Pushing the paints to the side, you sigh and rub the back of your neck. “Honestly? I’m thinking I’m an awesome painter and creator of beautiful things. But when it comes to you, nothing will ever come close. No matter if it was Van Gogh with his paints or Shakespeare with his words. Nothing will ever come close enough to what it’s like to really see you. Be with you. Want you. Love you. The two things don’t compare. There’s no contest.”

I push away those two words close to the end.
Love you.
And I think about everything else you said. Tears fill my eyes. “Thank you,” I whisper.

“You’re welcome, Stella.” You start to duck your head back to the painting when you say my name.

“Yes?”

Sighing, you say, “I pray, and, Stella, I don’t pray. I didn’t pray until I met you. There was nothing worth praying for. But I pray for you.”

“What do you pray for?”

“I pray one day you see yourself through my eyes. I pray we end up together. But what I pray for most is that you find happiness, because that is all I want. I want to see that beautiful smile on your face, light in your eyes, and hear laughter in your voice. I pray that it’s because of me, but if it isn’t, then I’ll be fine just knowing you still have it.”

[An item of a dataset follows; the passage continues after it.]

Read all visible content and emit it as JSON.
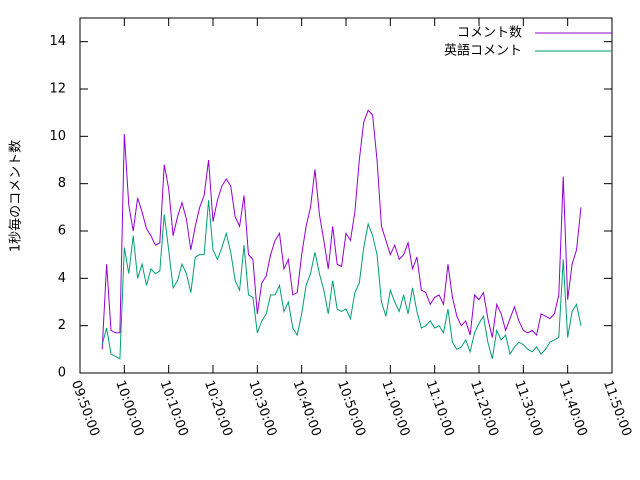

Tears fall. Freely. Willingly. Unstoppable. A sense of comfort, safety, and love washes over me. I think about everything I’ve put you two through. Especially you. A willing participant, and I wonder how much further you can go before you break. I’m not sure how long I lie on that bed, and it doesn’t matter. It seems no matter the time I spend with you, every second is worth it. So I take it and watch you. I try to memorize every single feature of your body, soul, self.

Until you say, “All done.”

I smile. A small one, because this is it. The moment of everything. How you see me. It’ll show how you feel for me, although I think I already know. Sitting up, I stretch my arms over my head, releasing a small whimper. “Can I look at it?”